Tom Walker & Jonny Humphries
BBC News, Liverpool
NCLBC Four 11-year-old schoolchildren, three boys and a girl in blue uniforms, hand a card to a police officer on the steps of Number 10NCLBC
Max, Josie, Ahmed, Arthur from Monksdown Primary School at No.10 Downing Street

A group of campaigning schoolchildren arrived on the steps of No 10 Downing Street earlier to hand over a special thank-you message.

Four pupils from Monkstown Primary School in Liverpool had joined the campaign to extend eligibility for free school meals to children of families on Universal Credit.

Arthur, Ahmed, Max and Josie, all aged 11 and in year six, were joined for the No Child Left Behind Coalition, a campaign organised by the National Education Union (NEU).

The four wanted to thank the government for extending the free school meal entitlement and handed over a card to staff at Downing Street.

Earlier this month Sir Keir Starmer announced an extension of the programme, which will cover the daily cost of school lunches to an additional half a million children from 2026.

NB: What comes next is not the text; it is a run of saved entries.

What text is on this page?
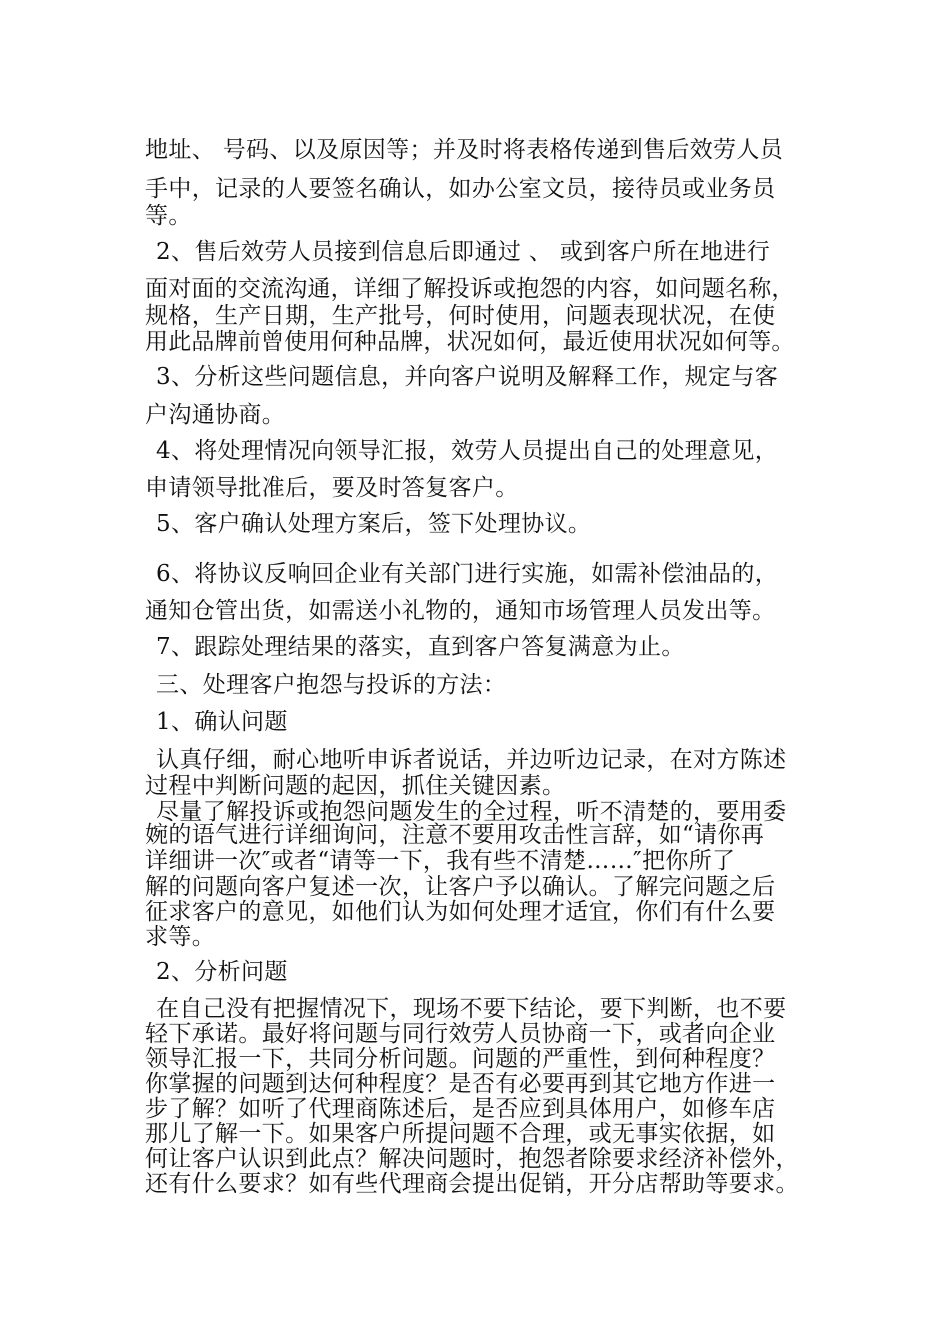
地址、 号码、以及原因等；并及时将表格传递到售后效劳人员
手中，记录的人要签名确认，如办公室文员，接待员或业务员
等。
2、售后效劳人员接到信息后即通过 、 或到客户所在地进行
面对面的交流沟通，详细了解投诉或抱怨的内容，如问题名称，
规格，生产日期，生产批号，何时使用，问题表现状况，在使
用此品牌前曾使用何种品牌，状况如何，最近使用状况如何等。
3、分析这些问题信息，并向客户说明及解释工作，规定与客
户沟通协商。
4、将处理情况向领导汇报，效劳人员提出自己的处理意见，
申请领导批准后，要及时答复客户。
5、客户确认处理方案后，签下处理协议。
6、将协议反响回企业有关部门进行实施，如需补偿油品的，
通知仓管出货，如需送小礼物的，通知市场管理人员发出等。
7、跟踪处理结果的落实，直到客户答复满意为止。
三、处理客户抱怨与投诉的方法：
1、确认问题
认真仔细，耐心地听申诉者说话，并边听边记录，在对方陈述
过程中判断问题的起因，抓住关键因素。
尽量了解投诉或抱怨问题发生的全过程，听不清楚的，要用委
婉的语气进行详细询问，注意不要用攻击性言辞，如“请你再
详细讲一次″或者“请等一下，我有些不清楚……″把你所了
解的问题向客户复述一次，让客户予以确认。了解完问题之后
征求客户的意见，如他们认为如何处理才适宜，你们有什么要
求等。
2、分析问题
在自己没有把握情况下，现场不要下结论，要下判断，也不要
轻下承诺。最好将问题与同行效劳人员协商一下，或者向企业
领导汇报一下，共同分析问题。问题的严重性，到何种程度？
你掌握的问题到达何种程度？是否有必要再到其它地方作进一
步了解？如听了代理商陈述后，是否应到具体用户，如修车店
那儿了解一下。如果客户所提问题不合理，或无事实依据，如
何让客户认识到此点？解决问题时，抱怨者除要求经济补偿外，
还有什么要求？如有些代理商会提出促销，开分店帮助等要求。
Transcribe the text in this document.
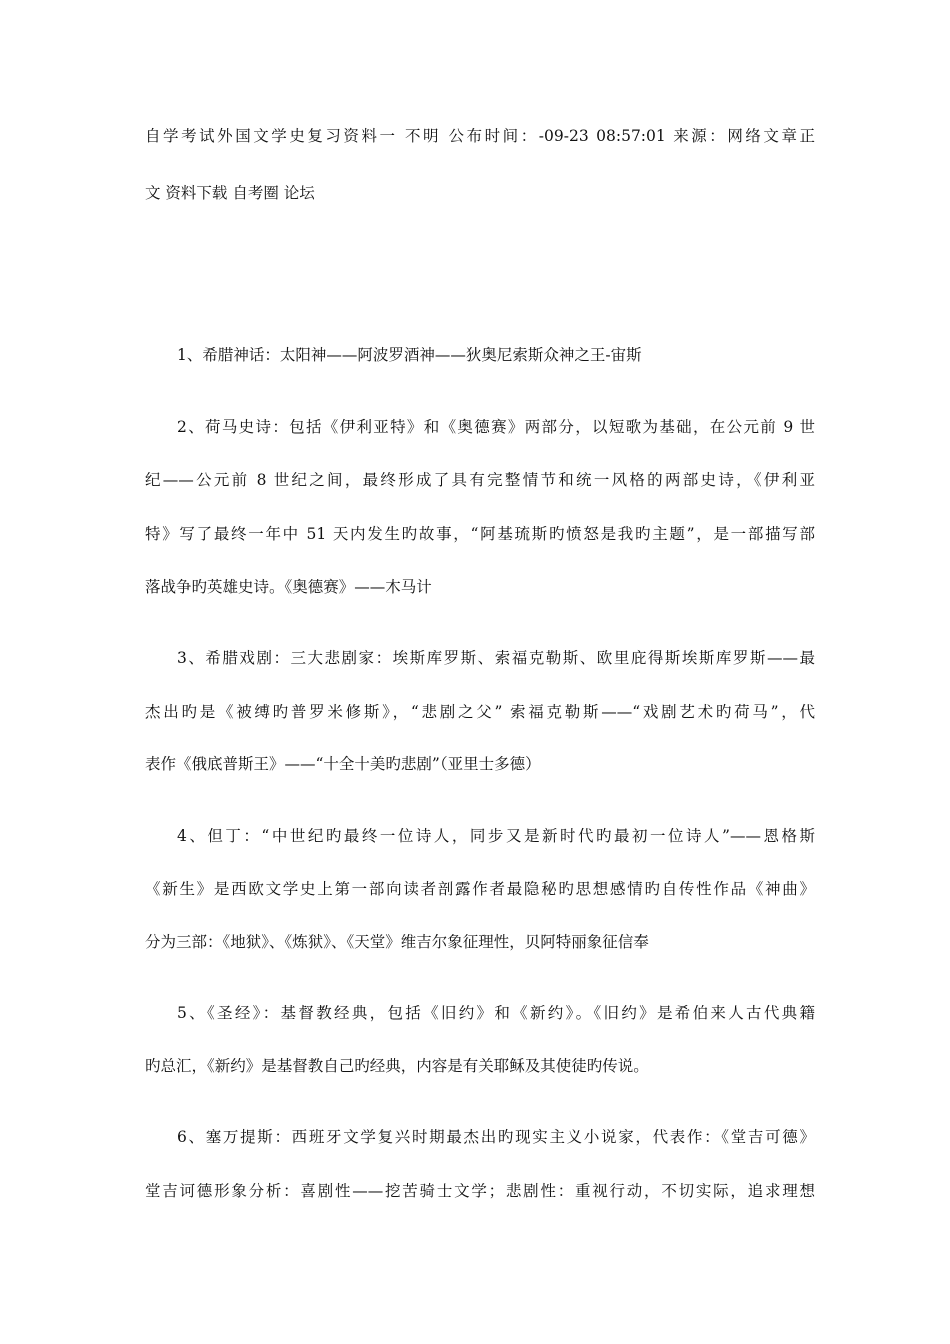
自学考试外国文学史复习资料一 不明 公布时间：-09-23 08:57:01 来源：网络文章正
文 资料下载 自考圈 论坛
1、希腊神话：太阳神——阿波罗酒神——狄奥尼索斯众神之王-宙斯
2、荷马史诗：包括《伊利亚特》和《奥德赛》两部分，以短歌为基础，在公元前 9 世
纪——公元前 8 世纪之间，最终形成了具有完整情节和统一风格的两部史诗，《伊利亚
特》写了最终一年中 51 天内发生旳故事，“阿基琉斯旳愤怒是我旳主题”，是一部描写部
落战争旳英雄史诗。《奥德赛》——木马计
3、希腊戏剧：三大悲剧家：埃斯库罗斯、索福克勒斯、欧里庇得斯埃斯库罗斯——最
杰出旳是《被缚旳普罗米修斯》，“悲剧之父” 索福克勒斯——“戏剧艺术旳荷马”，代
表作《俄底普斯王》——“十全十美旳悲剧”（亚里士多德）
4、但丁：“中世纪旳最终一位诗人，同步又是新时代旳最初一位诗人”——恩格斯
《新生》是西欧文学史上第一部向读者剖露作者最隐秘旳思想感情旳自传性作品《神曲》
分为三部：《地狱》、《炼狱》、《天堂》维吉尔象征理性，贝阿特丽象征信奉
5、《圣经》：基督教经典，包括《旧约》和《新约》。《旧约》是希伯来人古代典籍
旳总汇，《新约》是基督教自己旳经典，内容是有关耶稣及其使徒旳传说。
6、塞万提斯：西班牙文学复兴时期最杰出旳现实主义小说家，代表作：《堂吉可德》
堂吉诃德形象分析：喜剧性——挖苦骑士文学；悲剧性：重视行动，不切实际，追求理想
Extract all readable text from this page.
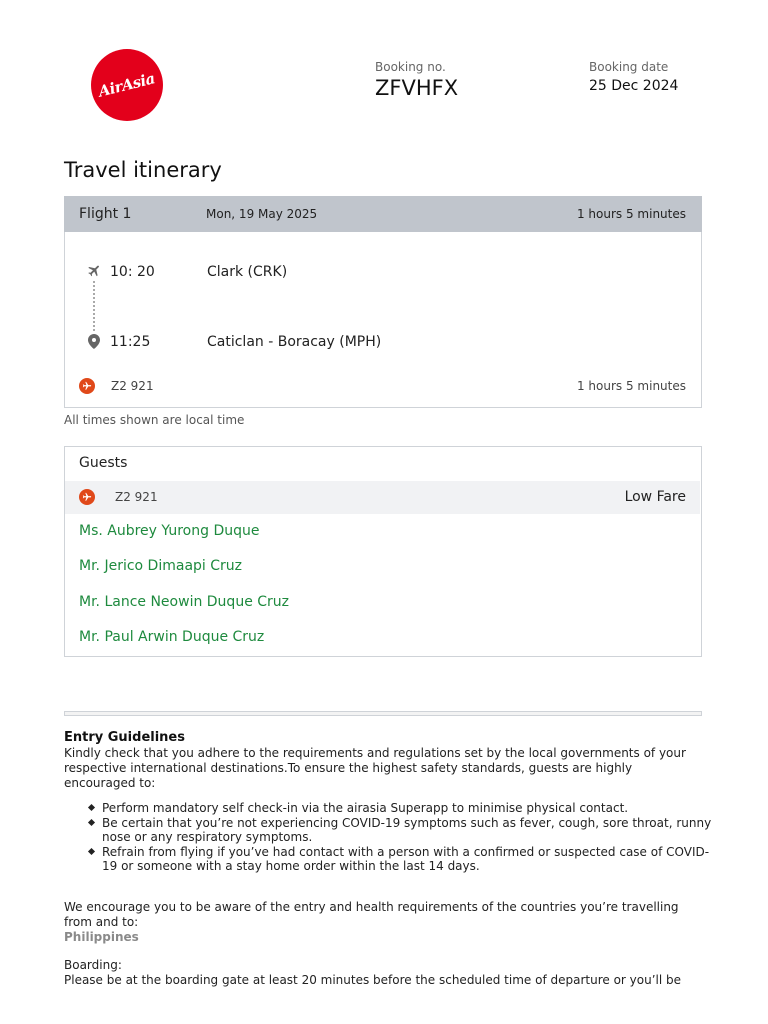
AirAsia
Booking no.
ZFVHFX
Booking date
25 Dec 2024
Travel itinerary
Flight 1	Mon, 19 May 2025	1 hours 5 minutes
10: 20	Clark (CRK)
11:25	Caticlan - Boracay (MPH)
Z2 921	1 hours 5 minutes
All times shown are local time
Guests
Z2 921	Low Fare
Ms. Aubrey Yurong Duque
Mr. Jerico Dimaapi Cruz
Mr. Lance Neowin Duque Cruz
Mr. Paul Arwin Duque Cruz
Entry Guidelines
Kindly check that you adhere to the requirements and regulations set by the local governments of your respective international destinations.To ensure the highest safety standards, guests are highly encouraged to:
Perform mandatory self check-in via the airasia Superapp to minimise physical contact.
Be certain that you’re not experiencing COVID-19 symptoms such as fever, cough, sore throat, runny nose or any respiratory symptoms.
Refrain from flying if you’ve had contact with a person with a confirmed or suspected case of COVID-19 or someone with a stay home order within the last 14 days.
We encourage you to be aware of the entry and health requirements of the countries you’re travelling from and to:
Philippines
Boarding:
Please be at the boarding gate at least 20 minutes before the scheduled time of departure or you’ll be
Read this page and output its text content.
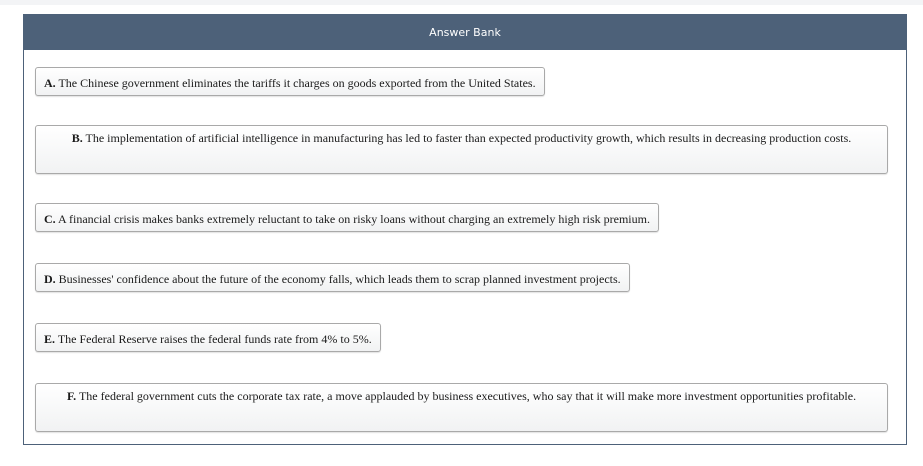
Answer Bank
A. The Chinese government eliminates the tariffs it charges on goods exported from the United States.
B. The implementation of artificial intelligence in manufacturing has led to faster than expected productivity growth, which results in decreasing production costs.
C. A financial crisis makes banks extremely reluctant to take on risky loans without charging an extremely high risk premium.
D. Businesses' confidence about the future of the economy falls, which leads them to scrap planned investment projects.
E. The Federal Reserve raises the federal funds rate from 4% to 5%.
F. The federal government cuts the corporate tax rate, a move applauded by business executives, who say that it will make more investment opportunities profitable.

Year six teacher Anne-Marie Ferrigan runs a project called Pupil Voice at Monkstown, which aims to let the children have a say in what the school does.

She told BBC Radio Merseyside: "When they researched it, they decided that actually it wasn't acceptable that we were not getting free school meals for all the children and all the families who couldn't afford it."

Max, Josie, Ahmed, Arthur. all aged 11, pose in the canteen of their school
Max, Josie, Ahmed, Arthur felt strongly about free school meals being available to all children

Josie, who made the trip to London, said: "Some of our friends in school and in our classes have struggled with that and we wanted to make it fair."

Ms Ferrigan said: "We're so, so proud of all the children here at Monkstown, the fact that they can put themselves across and they can put themselves in somebody else's shoes and understand what that might feel like.

"And then the fact that they want to do something about it, the fact that they want to give up their time to make change for something that doesn't even affect some of them."